Brief Reminders on Common Terms: Tone, Shift, Diction, Images, Structure

Tone is the writer's or speaker's attitude toward the subject and the audience. Understanding tone in prose and poetry can be challenging because the reader doesn't have voice inflection to obscure or to carry meaning. Thus, an appreciation of word choice, details, imagery, and language all contribute to the understanding of tone. To misinterpret tone is to misinterpret meaning.

Angry
Sad
Sentimental
Afraid
Sharp
Cold
Fanciful
Detached
Upset
Urgent
Complimentary
Contemptuous
Silly
Joking
Condescending
Happy
Boring
Poignant
Sympathetic
Confused
Apologetic
Hollow
Childish
Humorous
Joyful
Peaceful
Horrific
Allusive
Mocking
Sarcastic
Sweet
Objective
Nostalgic
Vexed
Vibrant
Zealous
Tired
Frivolous
Irrelevant
Bitter
Audacious
Benevolent
Dreamy
Shocking
Seductive
Restrained
Somber
Candid
Proud
Giddy
Pitiful
Dramatic
Provocative
Didactic
Lugubrious
Sentimental



SHIFT IN TONE: Good authors are rarely monotone.
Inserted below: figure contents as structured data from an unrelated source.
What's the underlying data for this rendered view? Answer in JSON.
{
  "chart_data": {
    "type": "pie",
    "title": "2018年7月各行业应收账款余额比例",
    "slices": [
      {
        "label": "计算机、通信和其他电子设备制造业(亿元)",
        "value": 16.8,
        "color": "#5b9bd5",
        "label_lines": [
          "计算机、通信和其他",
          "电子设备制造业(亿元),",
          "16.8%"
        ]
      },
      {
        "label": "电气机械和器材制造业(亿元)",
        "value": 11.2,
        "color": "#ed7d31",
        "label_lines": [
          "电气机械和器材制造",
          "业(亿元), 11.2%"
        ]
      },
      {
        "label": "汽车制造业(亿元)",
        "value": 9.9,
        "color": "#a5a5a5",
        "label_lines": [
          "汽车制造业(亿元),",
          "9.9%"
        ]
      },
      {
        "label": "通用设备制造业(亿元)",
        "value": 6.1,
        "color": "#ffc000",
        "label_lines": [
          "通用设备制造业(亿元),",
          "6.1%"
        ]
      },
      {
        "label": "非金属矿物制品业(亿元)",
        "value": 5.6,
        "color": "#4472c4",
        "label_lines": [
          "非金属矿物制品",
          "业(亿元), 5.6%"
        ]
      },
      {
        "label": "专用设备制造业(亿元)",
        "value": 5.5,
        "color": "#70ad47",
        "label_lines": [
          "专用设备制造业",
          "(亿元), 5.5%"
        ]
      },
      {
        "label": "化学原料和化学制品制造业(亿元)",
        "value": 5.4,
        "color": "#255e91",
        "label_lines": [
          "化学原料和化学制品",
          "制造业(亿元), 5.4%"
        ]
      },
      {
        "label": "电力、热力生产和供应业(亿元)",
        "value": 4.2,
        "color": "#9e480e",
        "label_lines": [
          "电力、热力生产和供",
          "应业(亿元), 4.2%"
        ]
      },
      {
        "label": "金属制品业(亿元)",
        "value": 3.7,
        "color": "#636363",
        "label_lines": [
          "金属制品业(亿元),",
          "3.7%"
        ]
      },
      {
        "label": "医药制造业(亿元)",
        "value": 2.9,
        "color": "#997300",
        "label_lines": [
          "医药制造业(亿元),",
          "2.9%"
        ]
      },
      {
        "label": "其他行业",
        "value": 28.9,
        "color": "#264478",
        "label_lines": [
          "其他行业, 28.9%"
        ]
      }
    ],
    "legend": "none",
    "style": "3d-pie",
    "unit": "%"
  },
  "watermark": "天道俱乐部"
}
A speaker’s attitude can shift on a topic, or an author might have one attitude toward the audience and another toward the subject. The following are some clues to watch for shifts in tone:
  • key words (but, yet, nevertheless, however, although)
  • punctuation (dashes, periods, colons)
  • paragraph divisions
  • changes in sentence length
  • sharp contrasts in diction


DICTION:
  • Laugh: guffaw, chuckle, titter, giggle, cackle, snicker, roar, chortle, guffaw, yuk
  • Self-confident: proud, conceited, egotistical, stuck-up, haughty, smug, condescending
  • House: home, hut, shack, mansion, cabin, home, residence, dwelling, crib, domicile
  • Old: mature, experienced, antique, relic, senior, ancient, elderly, senescent, venerable
  • Fat: obese, plump, corpulent, portly, porky, burly, husky, full-figured, chubby, zaftig

IMAGES: The use of vivid descriptions or figures of speech that appeal to sensory experiences helps to create the author’s tone.
  • My mistress’ eyes are nothing like the sun. (restrained)
  • An old, mad, blind, despised, and dying king. (somber, candid)
  • He clasps the crag with crooked hands. (dramatic)
  • Love sets you going like a fat gold watch. (fanciful)
  • Smiling, the boy fell dead. (shocking)

SENTENCE STRUCTURE: How a sentence is constructed affects what the audience understands. Sentence structure affects tone.
  • Parallel syntax (similarly styled phrases and sentences) creates interconnected emotions, feelings and ideas.
  • Short sentences are punchy and intense. Long sentences are distancing, reflective and more abstract.
  • Loose sentences hang all kinds of modifiers off the end of an independent clause. Periodic sentences point to the end, so modifiers build the to the final point (main clause).
  • The inverted order of an interrogative sentence cues the reader to a question and creates tension between speaker and listener.  
  • Short sentences are often emphatic, passionate or flippant, whereas longer sentences suggest greater thought, intelligence, abstraction, or distance.
  • Sentence Structure -- fragments, simple, compound, complex, compound-complex. Sentence structure also deals with elements such as dependent and independent clauses.